Большинство типов клеток позвоночных разделяют врожденную способность к неизбирательному поглощению жидкости с предшественниками на протяжении всей эволюции, восходящей к одноклеточной амебе1. Этот высококонсервативный процесс поглощения жидкой фазы макропиноцитозом (обильным питьем) используется амебой в первую очередьдля получения питательных веществ1, в то время как в клетках позвоночных он также может быть путем подачи питательных веществ в условиях стресса, и он используется иммунными клетками для отбора проб и наблюдения за тканевой средой2. Макропиноцитоз имеет особенности, которые отличают его от других форм эндоцитоза, в том числе характерные большие (>0,2 мм в диаметре) вакуолярные макропиносомы, неселективный характер поглощения жидкости и растворенных веществ и сопутствующие пространства плазматической мембраны, которые оппортунистически интернализуются в макропиносомы. Неселективный характер этого поглощения означает, что сортировка и переработка должны происходить быстро для спасения основных растворимых белков и белков плазматических мембран путем их рециркуляции обратно на поверхность клетки.
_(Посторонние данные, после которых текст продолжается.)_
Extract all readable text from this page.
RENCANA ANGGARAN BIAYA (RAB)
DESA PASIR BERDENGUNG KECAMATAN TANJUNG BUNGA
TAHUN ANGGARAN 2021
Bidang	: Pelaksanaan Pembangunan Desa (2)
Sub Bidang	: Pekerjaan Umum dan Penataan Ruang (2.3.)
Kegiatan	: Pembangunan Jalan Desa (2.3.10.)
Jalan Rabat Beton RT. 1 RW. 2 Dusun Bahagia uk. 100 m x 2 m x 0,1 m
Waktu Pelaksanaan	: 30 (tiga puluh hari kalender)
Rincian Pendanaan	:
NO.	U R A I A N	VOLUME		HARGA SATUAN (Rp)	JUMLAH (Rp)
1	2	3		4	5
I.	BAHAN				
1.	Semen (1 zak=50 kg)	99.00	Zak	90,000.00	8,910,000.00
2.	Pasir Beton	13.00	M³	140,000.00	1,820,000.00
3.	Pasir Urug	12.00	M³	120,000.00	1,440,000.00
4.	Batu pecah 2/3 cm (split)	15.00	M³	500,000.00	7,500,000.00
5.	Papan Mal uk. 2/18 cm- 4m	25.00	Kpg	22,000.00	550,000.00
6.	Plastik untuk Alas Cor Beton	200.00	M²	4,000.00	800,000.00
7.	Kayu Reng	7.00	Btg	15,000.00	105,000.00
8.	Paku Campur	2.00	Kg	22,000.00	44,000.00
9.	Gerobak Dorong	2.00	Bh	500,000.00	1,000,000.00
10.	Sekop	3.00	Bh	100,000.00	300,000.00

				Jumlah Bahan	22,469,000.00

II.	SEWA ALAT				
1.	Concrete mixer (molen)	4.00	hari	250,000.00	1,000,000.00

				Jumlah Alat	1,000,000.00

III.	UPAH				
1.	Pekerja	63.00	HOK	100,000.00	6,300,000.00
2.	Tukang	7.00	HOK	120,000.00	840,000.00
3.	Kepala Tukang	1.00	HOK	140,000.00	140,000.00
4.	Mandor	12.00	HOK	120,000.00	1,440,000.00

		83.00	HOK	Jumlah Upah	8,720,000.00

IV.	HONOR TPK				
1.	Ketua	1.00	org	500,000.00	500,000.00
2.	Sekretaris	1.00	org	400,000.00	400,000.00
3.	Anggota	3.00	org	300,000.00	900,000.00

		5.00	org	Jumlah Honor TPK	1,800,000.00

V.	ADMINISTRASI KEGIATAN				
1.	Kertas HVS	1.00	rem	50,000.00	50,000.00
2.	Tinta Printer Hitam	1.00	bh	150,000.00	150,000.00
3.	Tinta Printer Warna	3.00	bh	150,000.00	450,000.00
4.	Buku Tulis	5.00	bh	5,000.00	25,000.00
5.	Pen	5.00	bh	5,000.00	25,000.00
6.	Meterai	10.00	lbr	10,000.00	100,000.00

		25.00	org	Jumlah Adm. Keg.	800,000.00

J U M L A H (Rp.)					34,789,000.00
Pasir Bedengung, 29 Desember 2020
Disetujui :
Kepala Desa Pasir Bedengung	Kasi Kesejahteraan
Большая часть материала, попадающего в макропиносомы, предназначена для деградации в лизосомах, и он направляется в эндо/лизосомальные пути через созревание макропиносом и слияние с другими эндосомами. Белки плазматической мембраны также могут быть переработаны обратно на поверхность клетки из макропиносом. В области рака существует большой интерес к пониманию процесса макропиноцитоза, который активируется в раковых клетках и помогает поддерживать их питание и пролиферацию 2,4,5,6. Макропиноцитоз происходит как конститутивно, так и может быть дополнительно индуцирован рецептор-опосредованной стимуляцией в иммунных клетках, где макропиносомы, сигнализирующие рецепторы, способствуют эндо/лизосомному процессингу для презентации антигена и обеспечивают входной портал для различных вирусов, бактерий и других патогенов 3,7.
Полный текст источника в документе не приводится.